1046 Background: Trastuzumab Deruxtecan (TDXd), a novel antibody-drug conjugate (ADC) that combines trastuzumab with a topoisomerase I inhibitor, has recently demonstrated high efficacy in HER2-overexpressing breast cancer after trastuzumab failure. Resistance to TDM1 have recently suggested to be dynamically associated with distinct circulating ctDNA species ( Allegretti et al, Mol Cancer 2021). A prospective study aiming to evaluate the feasibility of Liquid Biobsy (LB) in monitoring ctDNA in pts receiving TDXd in the national Expanded Access Program was conducted. Methods: In this prospective study, LB for ctDNA analysis (evaluating ‘ per pt’ ctDNA species and Variant Allelic Frequencies, VAF) was performed using 52-gene targeted NGS panel, in patients who progressed after two or more prior anti-HER2-based regimens and candidates to TDXd (3-weekly 5.4 mg/kg). This preliminary analysis reports data referring to Time-0 (T0) and T6 (cycle 6) assays.

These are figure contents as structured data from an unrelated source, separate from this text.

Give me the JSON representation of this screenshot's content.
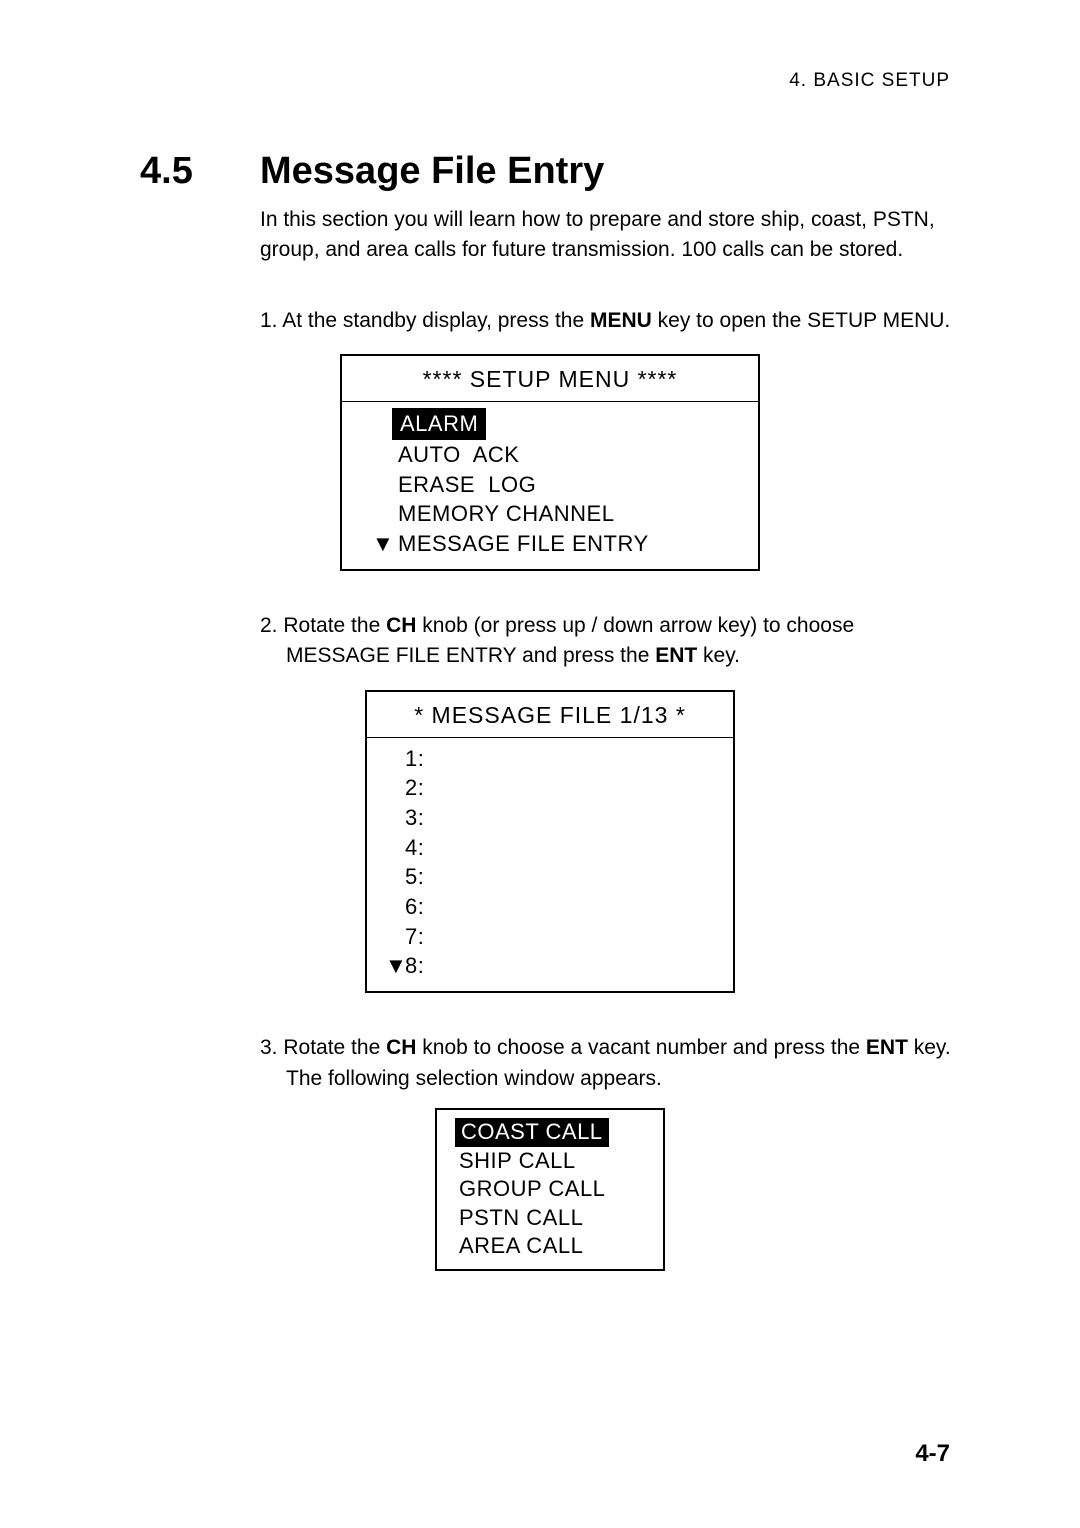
{
  "header": {
    "chapter": "4.  BASIC  SETUP"
  },
  "section": {
    "number": "4.5",
    "title": "Message File Entry",
    "intro": "In this section you will learn how to prepare and store ship, coast, PSTN, group, and area calls for future transmission. 100 calls can be stored."
  },
  "steps": {
    "s1_pre": "1. At the standby display, press the ",
    "s1_bold": "MENU",
    "s1_post": " key to open the SETUP MENU.",
    "s2_pre": "2. Rotate the ",
    "s2_b1": "CH",
    "s2_mid": " knob (or press up / down arrow key) to choose MESSAGE FILE ENTRY and press the ",
    "s2_b2": "ENT",
    "s2_post": " key.",
    "s3_pre": "3. Rotate the ",
    "s3_b1": "CH",
    "s3_mid": " knob to choose a vacant number and press the ",
    "s3_b2": "ENT",
    "s3_post": " key. The following selection window appears."
  },
  "screen1": {
    "title": "**** SETUP MENU ****",
    "items": [
      {
        "label": "ALARM",
        "selected": true
      },
      {
        "label": "AUTO  ACK",
        "selected": false
      },
      {
        "label": "ERASE  LOG",
        "selected": false
      },
      {
        "label": "MEMORY CHANNEL",
        "selected": false
      },
      {
        "label": "MESSAGE FILE ENTRY",
        "selected": false,
        "arrow": "▼"
      }
    ]
  },
  "screen2": {
    "title": "* MESSAGE FILE 1/13 *",
    "rows": [
      "1:",
      "2:",
      "3:",
      "4:",
      "5:",
      "6:",
      "7:"
    ],
    "last_arrow": "▼",
    "last_label": "8:"
  },
  "screen3": {
    "items": [
      {
        "label": "COAST CALL",
        "selected": true
      },
      {
        "label": "SHIP CALL",
        "selected": false
      },
      {
        "label": "GROUP CALL",
        "selected": false
      },
      {
        "label": "PSTN CALL",
        "selected": false
      },
      {
        "label": "AREA CALL",
        "selected": false
      }
    ]
  },
  "page": "4-7"
}
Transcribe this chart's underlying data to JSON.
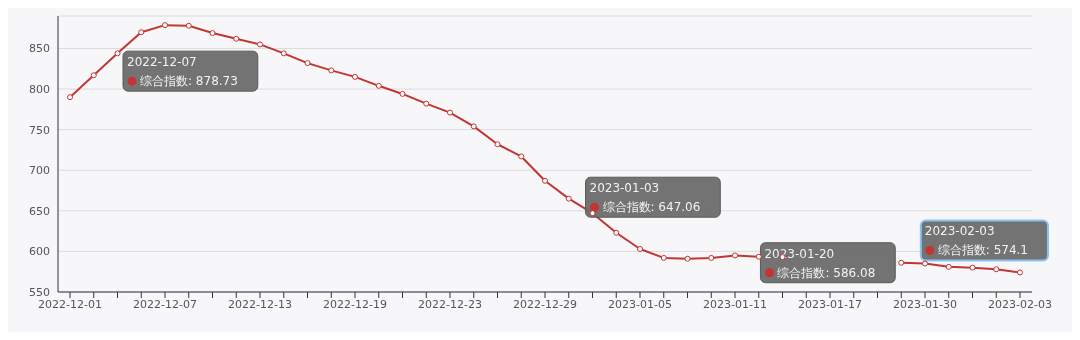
{
  "chart_data": {
    "type": "line",
    "categories": [
      "2022-12-01",
      null,
      null,
      null,
      "2022-12-07",
      null,
      null,
      null,
      "2022-12-13",
      null,
      null,
      null,
      "2022-12-19",
      null,
      null,
      null,
      "2022-12-23",
      null,
      null,
      null,
      "2022-12-29",
      null,
      null,
      null,
      "2023-01-05",
      null,
      null,
      null,
      "2023-01-11",
      null,
      null,
      null,
      "2023-01-17",
      null,
      null,
      null,
      "2023-01-30",
      null,
      null,
      null,
      "2023-02-03"
    ],
    "series": [
      {
        "name": "综合指数:",
        "color": "#c23531",
        "values": [
          790,
          817,
          844,
          870,
          878.73,
          878,
          869,
          862,
          855,
          844,
          832,
          823,
          815,
          804,
          794,
          782,
          771,
          754,
          732,
          717,
          687,
          665,
          647.06,
          623,
          603,
          592,
          591,
          592,
          595,
          593.5,
          593,
          null,
          null,
          null,
          null,
          586.08,
          585,
          581,
          580,
          578,
          574.1
        ],
        "value_labels": [
          null,
          null,
          null,
          null,
          "878.73",
          null,
          null,
          null,
          null,
          null,
          null,
          null,
          null,
          null,
          null,
          null,
          null,
          null,
          null,
          null,
          null,
          null,
          "647.06",
          null,
          null,
          null,
          null,
          null,
          null,
          null,
          null,
          null,
          null,
          null,
          null,
          "586.08",
          null,
          null,
          null,
          null,
          "574.1"
        ]
      }
    ],
    "annotations": [
      "2022-12-07",
      "2023-01-03",
      "2023-01-20",
      "2023-02-03"
    ],
    "ylim": [
      550,
      890
    ],
    "yticks": [
      550,
      600,
      650,
      700,
      750,
      800,
      850
    ],
    "grid": "y",
    "marker": "circle",
    "line_style": "solid"
  }
}
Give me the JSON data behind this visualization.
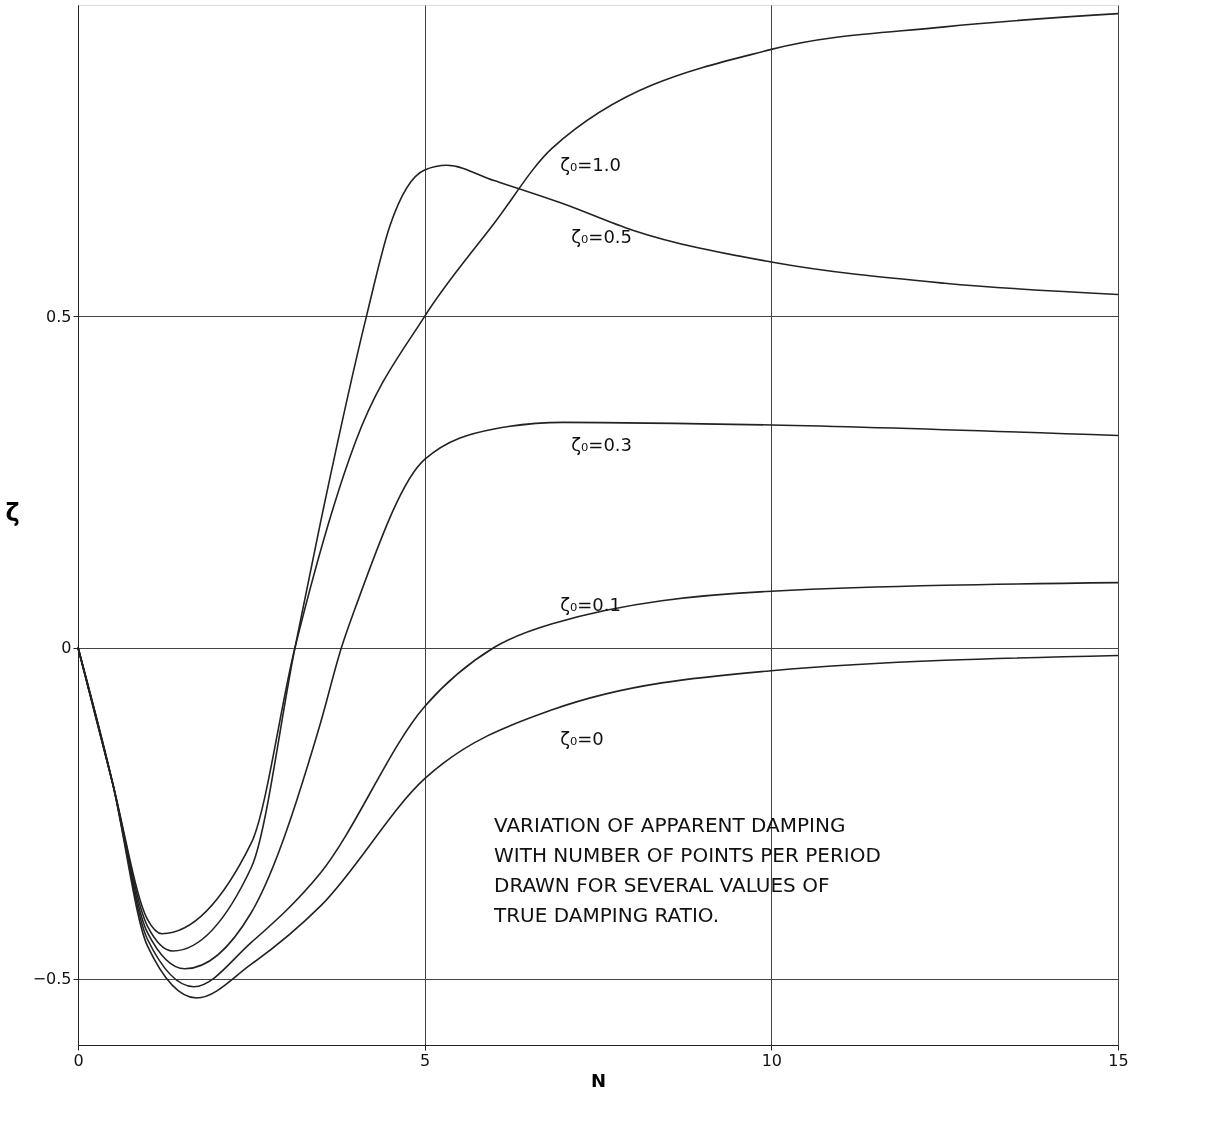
{
  "chart_data": {
    "type": "line",
    "xlabel": "N",
    "ylabel": "ζ",
    "xlim": [
      0,
      15
    ],
    "xticks": [
      0,
      5,
      10,
      15
    ],
    "ylim": [
      -0.6,
      0.97
    ],
    "yticks": [
      -0.5,
      0,
      0.5
    ],
    "grid": true,
    "legend": false,
    "line_style": "solid",
    "marker": "none",
    "series": [
      {
        "name": "ζ₀=1.0",
        "color": "#222222",
        "x": [
          0,
          0.5,
          1.0,
          1.21,
          2.5,
          3.13,
          4.0,
          5.0,
          6.0,
          6.84,
          10,
          12.5,
          15
        ],
        "values": [
          0,
          -0.205,
          -0.41,
          -0.432,
          -0.295,
          0,
          0.31,
          0.5,
          0.64,
          0.754,
          0.903,
          0.937,
          0.957
        ]
      },
      {
        "name": "ζ₀=0.5",
        "color": "#222222",
        "x": [
          0,
          0.5,
          1.0,
          1.37,
          2.5,
          3.13,
          3.5,
          4.16,
          4.5,
          5.0,
          5.32,
          6.0,
          7.0,
          8.0,
          10,
          12.5,
          15
        ],
        "values": [
          0,
          -0.205,
          -0.42,
          -0.458,
          -0.332,
          0,
          0.19,
          0.5,
          0.637,
          0.721,
          0.728,
          0.705,
          0.67,
          0.63,
          0.582,
          0.55,
          0.533
        ]
      },
      {
        "name": "ζ₀=0.3",
        "color": "#222222",
        "x": [
          0,
          0.5,
          1.0,
          1.54,
          2.5,
          3.5,
          3.8,
          4.0,
          5.0,
          6.0,
          7.0,
          10,
          15
        ],
        "values": [
          0,
          -0.205,
          -0.43,
          -0.485,
          -0.4,
          -0.113,
          0,
          0.06,
          0.284,
          0.33,
          0.34,
          0.336,
          0.32
        ]
      },
      {
        "name": "ζ₀=0.1",
        "color": "#222222",
        "x": [
          0,
          0.5,
          1.0,
          1.67,
          2.5,
          3.5,
          5.0,
          6.0,
          6.84,
          10,
          15
        ],
        "values": [
          0,
          -0.205,
          -0.44,
          -0.512,
          -0.445,
          -0.34,
          -0.089,
          0,
          0.036,
          0.085,
          0.098
        ]
      },
      {
        "name": "ζ₀=0",
        "color": "#222222",
        "x": [
          0,
          0.5,
          1.0,
          1.71,
          2.5,
          3.5,
          5.0,
          6.84,
          10,
          15
        ],
        "values": [
          0,
          -0.205,
          -0.45,
          -0.529,
          -0.478,
          -0.39,
          -0.198,
          -0.094,
          -0.035,
          -0.012
        ]
      }
    ],
    "annotations": [
      "VARIATION  OF  APPARENT  DAMPING",
      "WITH  NUMBER  OF  POINTS  PER  PERIOD",
      "DRAWN  FOR  SEVERAL  VALUES  OF",
      "TRUE  DAMPING  RATIO."
    ]
  }
}
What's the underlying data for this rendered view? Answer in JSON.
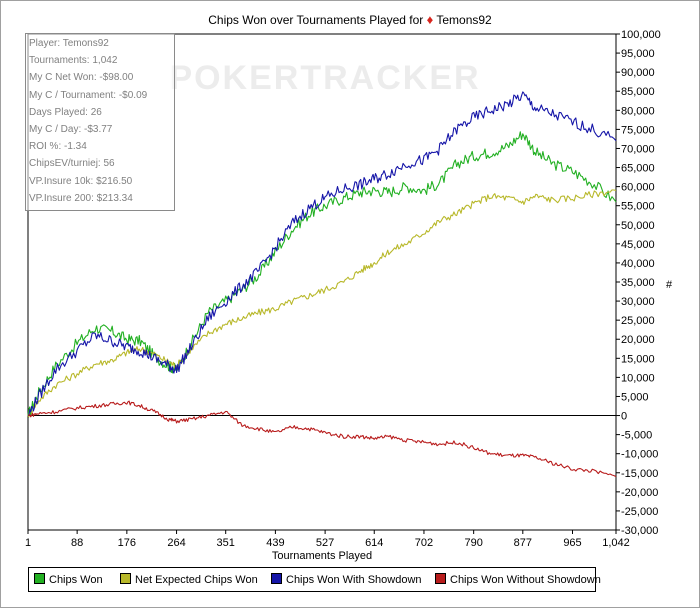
{
  "title_prefix": "Chips Won over Tournaments Played for",
  "title_player": "Temons92",
  "watermark": "POKERTRACKER",
  "stats": [
    "Player: Temons92",
    "Tournaments: 1,042",
    "My C Net Won: -$98.00",
    "My C / Tournament: -$0.09",
    "Days Played: 26",
    "My C / Day: -$3.77",
    "ROI %: -1.34",
    "ChipsEV/turniej: 56",
    "VP.Insure 10k: $216.50",
    "VP.Insure 200: $213.34"
  ],
  "colors": {
    "chips_won": "#22b022",
    "net_expected": "#b8b82a",
    "showdown": "#1515a8",
    "without_showdown": "#b81c1c"
  },
  "chart_data": {
    "type": "line",
    "title": "Chips Won over Tournaments Played for Temons92",
    "xlabel": "Tournaments Played",
    "ylabel": "#",
    "xlim": [
      1,
      1042
    ],
    "ylim": [
      -30000,
      100000
    ],
    "x_ticks": [
      "1",
      "88",
      "176",
      "264",
      "351",
      "439",
      "527",
      "614",
      "702",
      "790",
      "877",
      "965",
      "1,042"
    ],
    "y_ticks": [
      "100,000",
      "95,000",
      "90,000",
      "85,000",
      "80,000",
      "75,000",
      "70,000",
      "65,000",
      "60,000",
      "55,000",
      "50,000",
      "45,000",
      "40,000",
      "35,000",
      "30,000",
      "25,000",
      "20,000",
      "15,000",
      "10,000",
      "5,000",
      "0",
      "-5,000",
      "-10,000",
      "-15,000",
      "-20,000",
      "-25,000",
      "-30,000"
    ],
    "legend_position": "bottom",
    "x": [
      1,
      20,
      50,
      88,
      120,
      150,
      176,
      200,
      225,
      250,
      264,
      290,
      320,
      351,
      380,
      410,
      439,
      470,
      500,
      527,
      560,
      590,
      614,
      640,
      670,
      702,
      730,
      760,
      790,
      820,
      850,
      877,
      900,
      930,
      965,
      1000,
      1042
    ],
    "series": [
      {
        "name": "Chips Won",
        "key": "chips_won",
        "values": [
          0,
          6000,
          13000,
          19000,
          23000,
          22000,
          20000,
          19500,
          15500,
          13000,
          12000,
          19000,
          27000,
          30000,
          33000,
          37000,
          43000,
          49000,
          53000,
          55000,
          57000,
          58500,
          59000,
          58500,
          60000,
          59000,
          61000,
          66000,
          68000,
          69000,
          70500,
          74000,
          69000,
          66000,
          64000,
          61000,
          56000
        ]
      },
      {
        "name": "Net Expected Chips Won",
        "key": "net_expected",
        "values": [
          0,
          4000,
          8000,
          11000,
          13500,
          14500,
          16500,
          17500,
          16000,
          14000,
          13000,
          17500,
          21500,
          24000,
          25500,
          27000,
          28000,
          30000,
          31500,
          33000,
          35000,
          38000,
          40000,
          43000,
          45000,
          48000,
          51000,
          53000,
          55500,
          57500,
          57000,
          56000,
          57500,
          56500,
          57000,
          58000,
          59000
        ]
      },
      {
        "name": "Chips Won With Showdown",
        "key": "showdown",
        "values": [
          0,
          5000,
          12000,
          17000,
          21000,
          19500,
          18000,
          17000,
          15000,
          13000,
          12000,
          18000,
          25500,
          30000,
          34000,
          38000,
          44000,
          50500,
          54500,
          57000,
          59500,
          60500,
          62000,
          63500,
          66000,
          67000,
          70000,
          75000,
          78000,
          80000,
          81500,
          84000,
          80500,
          79000,
          77000,
          75000,
          72000
        ]
      },
      {
        "name": "Chips Won Without Showdown",
        "key": "without_showdown",
        "values": [
          0,
          500,
          1000,
          2000,
          2500,
          3000,
          3500,
          2500,
          1000,
          -1000,
          -1500,
          -1000,
          0,
          1000,
          -2500,
          -3500,
          -4500,
          -3000,
          -3500,
          -4500,
          -5500,
          -5500,
          -6000,
          -5500,
          -6500,
          -7000,
          -7500,
          -7000,
          -8500,
          -10000,
          -10500,
          -10500,
          -11000,
          -12500,
          -14000,
          -14500,
          -16000
        ]
      }
    ]
  }
}
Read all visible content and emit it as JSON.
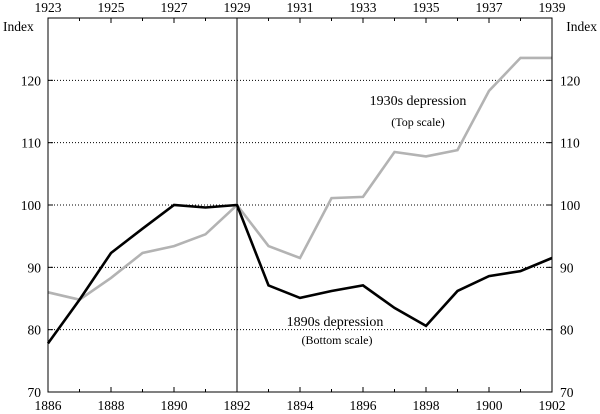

Results: From April 2021, LBs were collected for 14 pts and to date 8 are evaluable for LB. Median pts’ age was 59 yrs (range 38-72) and median number of previous anti-HER2 lines was 6 (2-11); 4 pts had Pertuzumab/Trastuzumab plus taxane as first-line and all pts received TDM-1. Median cycles of TDXd administered was 7.5 (1-10). At T0, 5/8 pts had at least one detectable ctDNA specie, and the remaining 3 developed at least one ctDNA at T6. ctDNA species and VAFs ranged from 1 to 5, and A0.1% to 68.94%, respectively. Decreases and increases were observed simultaneously in the same pt. The former varied from marginal to drastic, whereas the latter were invariably below 0.5% in VAFs. ctDNA monitoring was possible in 8/8 pts and at T6 ctDNA progression was detectable in 5/8 pts. Two pts displayed multiple HER2 copy number variations. Conclusions: The early results of this study suggest that considerable ctDNA burden, marked clonal complexity, and variable clonal response to TDXd can be found in pretreated HER2 positive patients, who progressed after antiHER2 therapies. Although the very small sample, this complex tumor evolution is surprising in light of the bystander payload effect of TDXd.